Quelles sont les perspectives pour les disques durs en 2020 ?

Rainer W. Kaese, Senior Manager, Toshiba Electronics Europe GmbH évoque l’année à venir. Quel appareil gagnera la course du stockage ?

La demande de stockage continue de progresser rapidement et cela ne devrait pas faiblir dans les années à venir. Cela est notamment du au fait que de plus en plus d’entreprises se tournent vers les solutions cloud plutôt que d’investir et de maintenir leur propre infrastructure et que des start-ups innovantes font des solutions X-as-a-Service un élément central de leur business plan. De plus, les applications, telles que l’analyse de masses de mégadonnées et la formation d’algorithmes d’intelligence artificielle (IA) concernant d’énormes ensembles de données, contribuent également à l’augmentation de la demande de stockage.

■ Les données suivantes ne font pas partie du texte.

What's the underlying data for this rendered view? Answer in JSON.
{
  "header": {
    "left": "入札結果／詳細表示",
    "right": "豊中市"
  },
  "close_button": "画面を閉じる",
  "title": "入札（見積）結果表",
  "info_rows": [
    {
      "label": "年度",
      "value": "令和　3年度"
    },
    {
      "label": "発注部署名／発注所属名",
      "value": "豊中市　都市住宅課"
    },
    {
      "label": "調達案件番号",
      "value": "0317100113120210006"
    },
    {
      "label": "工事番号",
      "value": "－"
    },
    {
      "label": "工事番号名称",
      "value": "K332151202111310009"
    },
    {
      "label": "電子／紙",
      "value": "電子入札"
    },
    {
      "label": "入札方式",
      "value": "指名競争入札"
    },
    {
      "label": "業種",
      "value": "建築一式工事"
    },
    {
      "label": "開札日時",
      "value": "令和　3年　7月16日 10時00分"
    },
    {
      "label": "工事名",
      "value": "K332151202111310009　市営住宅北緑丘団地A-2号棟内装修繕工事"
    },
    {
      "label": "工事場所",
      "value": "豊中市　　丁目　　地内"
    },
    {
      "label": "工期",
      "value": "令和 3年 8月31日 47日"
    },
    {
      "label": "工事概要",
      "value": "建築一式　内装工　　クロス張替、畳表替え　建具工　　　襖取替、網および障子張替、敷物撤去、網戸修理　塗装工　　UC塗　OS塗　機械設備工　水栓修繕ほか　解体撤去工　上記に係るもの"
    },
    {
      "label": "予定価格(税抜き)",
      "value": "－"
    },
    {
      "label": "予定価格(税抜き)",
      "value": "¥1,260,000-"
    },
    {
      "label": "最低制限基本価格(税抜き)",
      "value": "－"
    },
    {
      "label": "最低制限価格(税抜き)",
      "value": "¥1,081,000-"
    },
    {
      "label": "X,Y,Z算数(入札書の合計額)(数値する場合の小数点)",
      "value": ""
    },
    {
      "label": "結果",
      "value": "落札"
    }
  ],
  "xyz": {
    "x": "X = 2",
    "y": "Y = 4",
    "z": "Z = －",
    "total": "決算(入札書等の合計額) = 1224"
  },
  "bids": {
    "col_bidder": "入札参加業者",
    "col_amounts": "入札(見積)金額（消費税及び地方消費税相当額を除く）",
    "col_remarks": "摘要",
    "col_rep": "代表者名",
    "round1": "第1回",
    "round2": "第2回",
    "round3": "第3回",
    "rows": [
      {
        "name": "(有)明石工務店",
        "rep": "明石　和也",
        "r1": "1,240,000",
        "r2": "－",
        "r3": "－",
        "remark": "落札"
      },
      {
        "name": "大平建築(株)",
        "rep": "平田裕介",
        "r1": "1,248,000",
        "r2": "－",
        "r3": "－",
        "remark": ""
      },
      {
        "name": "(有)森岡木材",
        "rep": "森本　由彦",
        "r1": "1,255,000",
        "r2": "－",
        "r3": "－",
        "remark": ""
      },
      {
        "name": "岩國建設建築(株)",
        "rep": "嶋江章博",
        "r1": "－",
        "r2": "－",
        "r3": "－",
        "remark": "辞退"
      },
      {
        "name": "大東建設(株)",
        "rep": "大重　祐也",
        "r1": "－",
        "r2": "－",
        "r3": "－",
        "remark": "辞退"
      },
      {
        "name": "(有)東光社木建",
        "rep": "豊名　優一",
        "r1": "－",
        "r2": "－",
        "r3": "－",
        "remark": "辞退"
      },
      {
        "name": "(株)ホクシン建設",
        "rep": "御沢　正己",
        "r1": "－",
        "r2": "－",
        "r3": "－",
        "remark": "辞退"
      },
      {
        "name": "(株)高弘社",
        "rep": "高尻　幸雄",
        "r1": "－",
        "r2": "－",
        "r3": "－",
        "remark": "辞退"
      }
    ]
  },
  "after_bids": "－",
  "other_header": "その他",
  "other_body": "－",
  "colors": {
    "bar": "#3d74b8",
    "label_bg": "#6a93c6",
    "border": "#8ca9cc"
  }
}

Selon les prévisions d’IDC1, plus de 22ZB de capacité de stockage seront fournis sur le marché entre 2018 et 2025. Il est prévu qu’environ 26% de cette capacité sera satisfaite par la technologie flash. Cependant, la technologie HDD y contribuera à hauteur de 59%. Avec une augmentation attendue des applications d’IA, la prise en charge de nouveaux services automobiles innovants associés, et le déploiement de la 5G, il est essentiel que les opérateurs d’entreprise et de centre de données examinent toutes les options de stockage possibles afin de réaliser des investissements optimaux pour les années à venir.

De toute évidence, le stockage basé sur flash, comme les SSD, est très attractif pour une large gamme d’applications grâce à leur petit format, leur faible consommation d’énergie, leur faible latence et leur débit élevé. Cependant, ces avantages ont un prix élevé, généralement toujours 8 à 10 fois plus élevé qu’un stockage sur disque dur équivalent. En tant que disque de démarrage pour un serveur ou une application de niveau 0, le coût supplémentaire peut être justifié. Par ailleurs, il ne s’agit pas d’un type d’application où les disques durs sont susceptibles d’être à nouveau considérés comme appropriés. Mais en termes de planification, il est essentiel de se demander si les SSD sont susceptibles de baisser suffisamment leur prix pour être attractifs en matière d’applications dans lesquelles les disques durs sont utilisés aujourd’hui.

D’un point de vue historique, le prix/To des SSD et des HDD a chuté au cours des dernières années. Cependant, en analysant ces prix en parallèle on découvre que le prix de la technologie SSD baisse au même rythme que celles des disques durs. Cela signifie qu’à l’avenir, il est peu probable que les SSD atteignent un prix qui rende toute augmentation de leur capacité unitaire plus attrayante que l’alternative HDD dont le prix aura également baissé dans le même laps de temps.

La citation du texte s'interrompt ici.